Delia, nata nel 1968 in una piccola città della Romania, è la figlia maggiore di una coppia di operai le cui modeste possibilità economiche la portano a optare per una laurea in Scienze Infermieristiche anziché in Medicina.
Come tante altre infermiere romene, nel 2004 viene in Italia in cerca di un futuro migliore. Dopo aver cambiato varie città e posti di lavoro, nel 2006 si trasferisce a Verona ricongiungendosi con la famiglia lasciata in patria, per una nuova vita piena di sogni, ma il destino ha programmi diversi: il matrimonio fallisce e si separa. Dopo anni di solitudine arriva una seconda possibilità di essere felice, si innamora e si stabilisce a Mantova insieme ai figli, per stare accanto al compagno, che adora.
La scrittura diventa per lei una cura per l’anima. Debutta nel 2015 con il romanzo “Il grido del cigno nero”, che le porta un attestato di merito al Trofeo Internazionale Medusa Aurea 2016.
In seguito pubblica altri due romanzi. Azzardo Fatale è la seconda edizione di Stupide scommesse, revisionata ed editata a cura di Progetto Parole.
Delia è una donna solitaria che dedica il tempo libero ai figli, che ama più di qualsiasi altra cosa al mondo, ai libri e alle passeggiate in montagna. Amante della psicologia, del linguaggio del corpo, suona la chitarra. Le piace cucinare ed è innamorata della lingerie sexy.

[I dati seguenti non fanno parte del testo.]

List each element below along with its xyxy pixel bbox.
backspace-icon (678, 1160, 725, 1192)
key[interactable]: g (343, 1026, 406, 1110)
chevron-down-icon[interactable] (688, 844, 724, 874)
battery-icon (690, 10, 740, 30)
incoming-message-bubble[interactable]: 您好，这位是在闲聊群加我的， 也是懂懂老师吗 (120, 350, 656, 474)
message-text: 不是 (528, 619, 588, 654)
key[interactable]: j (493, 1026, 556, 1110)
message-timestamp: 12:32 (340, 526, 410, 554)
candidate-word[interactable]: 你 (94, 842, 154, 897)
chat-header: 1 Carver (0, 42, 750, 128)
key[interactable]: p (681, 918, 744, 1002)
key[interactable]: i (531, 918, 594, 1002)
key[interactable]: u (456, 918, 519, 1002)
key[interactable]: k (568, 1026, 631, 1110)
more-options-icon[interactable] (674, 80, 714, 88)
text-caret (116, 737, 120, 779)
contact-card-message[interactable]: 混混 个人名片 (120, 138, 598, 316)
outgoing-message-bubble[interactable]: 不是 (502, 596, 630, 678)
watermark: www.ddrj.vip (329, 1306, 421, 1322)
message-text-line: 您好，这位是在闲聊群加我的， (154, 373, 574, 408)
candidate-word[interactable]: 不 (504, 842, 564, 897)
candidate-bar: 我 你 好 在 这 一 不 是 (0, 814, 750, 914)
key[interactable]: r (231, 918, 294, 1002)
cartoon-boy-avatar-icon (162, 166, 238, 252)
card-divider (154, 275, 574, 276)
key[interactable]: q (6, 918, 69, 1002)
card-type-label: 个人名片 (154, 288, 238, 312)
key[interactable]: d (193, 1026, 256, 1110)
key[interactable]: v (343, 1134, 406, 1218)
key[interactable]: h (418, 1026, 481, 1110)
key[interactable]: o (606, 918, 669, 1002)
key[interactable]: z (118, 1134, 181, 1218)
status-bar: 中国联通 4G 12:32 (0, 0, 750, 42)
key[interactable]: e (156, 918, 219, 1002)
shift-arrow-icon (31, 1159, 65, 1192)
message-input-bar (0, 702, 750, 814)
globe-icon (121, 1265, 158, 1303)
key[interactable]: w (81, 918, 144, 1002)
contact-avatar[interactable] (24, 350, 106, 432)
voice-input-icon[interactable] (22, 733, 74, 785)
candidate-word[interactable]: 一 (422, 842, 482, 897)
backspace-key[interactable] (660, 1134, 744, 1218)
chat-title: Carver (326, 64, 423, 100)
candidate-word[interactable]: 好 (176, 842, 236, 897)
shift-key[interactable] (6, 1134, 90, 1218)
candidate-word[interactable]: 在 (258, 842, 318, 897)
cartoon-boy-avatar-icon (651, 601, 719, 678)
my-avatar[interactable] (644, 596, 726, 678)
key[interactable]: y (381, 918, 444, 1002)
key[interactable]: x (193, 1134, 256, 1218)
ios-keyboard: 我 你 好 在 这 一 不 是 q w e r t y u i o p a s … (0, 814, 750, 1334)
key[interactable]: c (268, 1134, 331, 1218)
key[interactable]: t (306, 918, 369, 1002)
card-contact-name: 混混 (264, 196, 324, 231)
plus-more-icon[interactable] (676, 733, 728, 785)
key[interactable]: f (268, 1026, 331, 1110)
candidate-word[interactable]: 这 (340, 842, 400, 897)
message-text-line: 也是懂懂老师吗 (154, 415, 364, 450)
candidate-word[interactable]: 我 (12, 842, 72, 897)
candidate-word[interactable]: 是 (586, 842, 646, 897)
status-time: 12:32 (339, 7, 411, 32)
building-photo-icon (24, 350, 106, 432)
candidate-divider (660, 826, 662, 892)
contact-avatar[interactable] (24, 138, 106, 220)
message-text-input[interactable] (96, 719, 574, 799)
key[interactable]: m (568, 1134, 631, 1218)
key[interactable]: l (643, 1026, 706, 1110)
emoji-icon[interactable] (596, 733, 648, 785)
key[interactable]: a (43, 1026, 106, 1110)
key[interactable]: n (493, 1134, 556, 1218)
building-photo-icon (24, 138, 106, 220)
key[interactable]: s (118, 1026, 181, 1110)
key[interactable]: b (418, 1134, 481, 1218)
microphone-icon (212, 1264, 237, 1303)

Dice di sé stessa: «Sono una specie di diavolo e acqua santa, ho momenti di dolcezza ma anche di forte rabbia. Potrei passare giorni interi vicino a chi ha bisogno di me, come mandare a quel paese in due secondi chi mi offende. Forte come l’acciaio e alle volte fragile come un bicchiere di cristallo, sono semplicemente una donna.»